Future Directions in Cardiac modRNA Therapy

modRNA is a promising approach for the treatment of cardiovascular disorders because it circumvents the key difficulties presented by conventional protein- and DNA-based gene therapy. Figure 3 summarizes the ideal use of modRNA in prevention of cardiac remodeling.

Figure 3

Use of Modified mRNA Therapy in Prevention of Cardiac Remodeling

modRNA can be used to improve the condition of ischemic injury by inducing cardiac and cardiovascular regeneration and cardiac proliferation.

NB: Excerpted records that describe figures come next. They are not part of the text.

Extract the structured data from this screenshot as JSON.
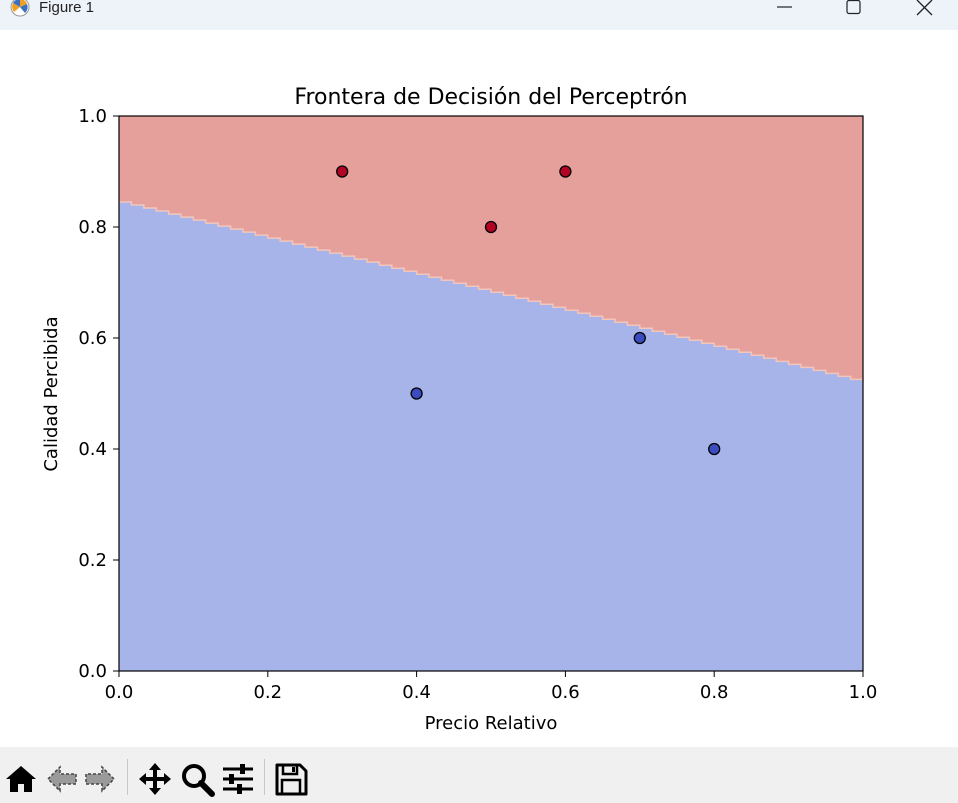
{
  "window": {
    "title": "Figure 1",
    "icon": "matplotlib-logo-icon",
    "controls": [
      "minimize-icon",
      "maximize-icon",
      "close-icon"
    ]
  },
  "toolbar": {
    "buttons": [
      "home-icon",
      "back-icon",
      "forward-icon",
      "pan-icon",
      "zoom-icon",
      "configure-subplots-icon",
      "save-icon"
    ]
  },
  "chart_data": {
    "type": "scatter",
    "title": "Frontera de Decisión del Perceptrón",
    "xlabel": "Precio Relativo",
    "ylabel": "Calidad Percibida",
    "xlim": [
      0.0,
      1.0
    ],
    "ylim": [
      0.0,
      1.0
    ],
    "xticks": [
      "0.0",
      "0.2",
      "0.4",
      "0.6",
      "0.8",
      "1.0"
    ],
    "yticks": [
      "0.0",
      "0.2",
      "0.4",
      "0.6",
      "0.8",
      "1.0"
    ],
    "grid": false,
    "decision_boundary": {
      "y_at_x0": 0.845,
      "y_at_x1": 0.52,
      "class_above_color": "#e5a09b",
      "class_below_color": "#a7b4ea"
    },
    "points": [
      {
        "x": 0.3,
        "y": 0.9,
        "class": 1
      },
      {
        "x": 0.5,
        "y": 0.8,
        "class": 1
      },
      {
        "x": 0.6,
        "y": 0.9,
        "class": 1
      },
      {
        "x": 0.4,
        "y": 0.5,
        "class": 0
      },
      {
        "x": 0.7,
        "y": 0.6,
        "class": 0
      },
      {
        "x": 0.8,
        "y": 0.4,
        "class": 0
      }
    ],
    "class_colors": {
      "0": "#3b4cc0",
      "1": "#b40426"
    }
  }
}
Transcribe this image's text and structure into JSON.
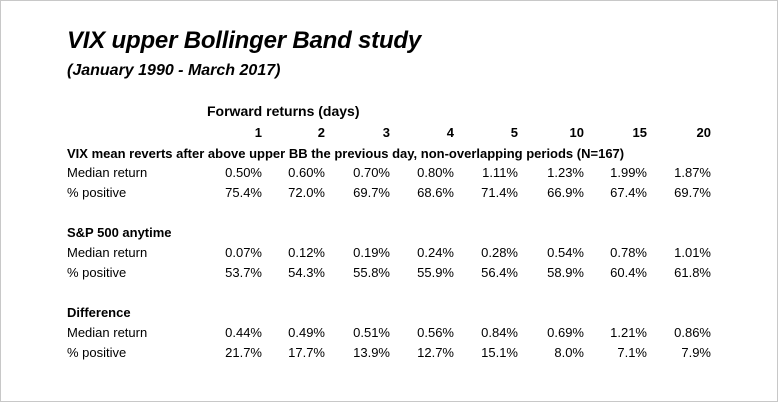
{
  "title": "VIX upper Bollinger Band study",
  "subtitle": "(January 1990 - March 2017)",
  "table": {
    "group_header": "Forward returns (days)",
    "columns": [
      "1",
      "2",
      "3",
      "4",
      "5",
      "10",
      "15",
      "20"
    ],
    "sections": [
      {
        "label": "VIX mean reverts after above upper BB the previous day, non-overlapping periods (N=167)",
        "rows": [
          {
            "label": "Median return",
            "values": [
              "0.50%",
              "0.60%",
              "0.70%",
              "0.80%",
              "1.11%",
              "1.23%",
              "1.99%",
              "1.87%"
            ]
          },
          {
            "label": "% positive",
            "values": [
              "75.4%",
              "72.0%",
              "69.7%",
              "68.6%",
              "71.4%",
              "66.9%",
              "67.4%",
              "69.7%"
            ]
          }
        ]
      },
      {
        "label": "S&P 500 anytime",
        "rows": [
          {
            "label": "Median return",
            "values": [
              "0.07%",
              "0.12%",
              "0.19%",
              "0.24%",
              "0.28%",
              "0.54%",
              "0.78%",
              "1.01%"
            ]
          },
          {
            "label": "% positive",
            "values": [
              "53.7%",
              "54.3%",
              "55.8%",
              "55.9%",
              "56.4%",
              "58.9%",
              "60.4%",
              "61.8%"
            ]
          }
        ]
      },
      {
        "label": "Difference",
        "rows": [
          {
            "label": "Median return",
            "values": [
              "0.44%",
              "0.49%",
              "0.51%",
              "0.56%",
              "0.84%",
              "0.69%",
              "1.21%",
              "0.86%"
            ]
          },
          {
            "label": "% positive",
            "values": [
              "21.7%",
              "17.7%",
              "13.9%",
              "12.7%",
              "15.1%",
              "8.0%",
              "7.1%",
              "7.9%"
            ]
          }
        ]
      }
    ]
  }
}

Transfection with modRNA results in transient protein expression and is, therefore, an attractive tool for therapeutic purposes for the correction of cellular processes that do not require long-term protein expression, such as cardiac regeneration, CM proliferation, and reprogramming. However, current modRNA approaches have no inherent tissue- or cell-type-specific targeting capability in vivo, whereas AAV gene therapy vectors can include tissue-specific promoters.61, 62, 63 Improvements in targeting are, therefore, required, because the activation of intracellular genes (e.g., transcription factors) in the wrong cell type can be detrimental. In addition, because the IM injections may be stressful to the tissue, further research is needed in development of non-invasive delivery methods. To ensure targeted and non-invasive delivery of RNA, RNA aptamers, which have great affinity to bind specific cell markers and are widely used in cell-type-specific delivery of other RNA therapeutics like small interfering RNA (siRNA), can be used in conjunction with modRNA to ensure its target-specific delivery.64, 65 Moreover, the transient expression of modRNA may have made this tool ideal for approaches targeting regeneration, but it is also the principal obstacle to the replacement of long-term protein therapy by modRNA therapy in the heart. Long-term controlled protein expression, with a method of repeated systemic modRNA delivery, would make it possible to use the modRNA delivery system to promote cardiac function in preclinical or in clinical HF settings.

In our view, as research effects increase safety and scalability, and lead to the development of cost-effective clinical-grade materials, robust delivery methods, and lower treatment costs, modRNA technology will become an excellent therapeutic agent to address experimental and clinical needs to induce cardiac regeneration and promote cardiac function in ischemic heart disease.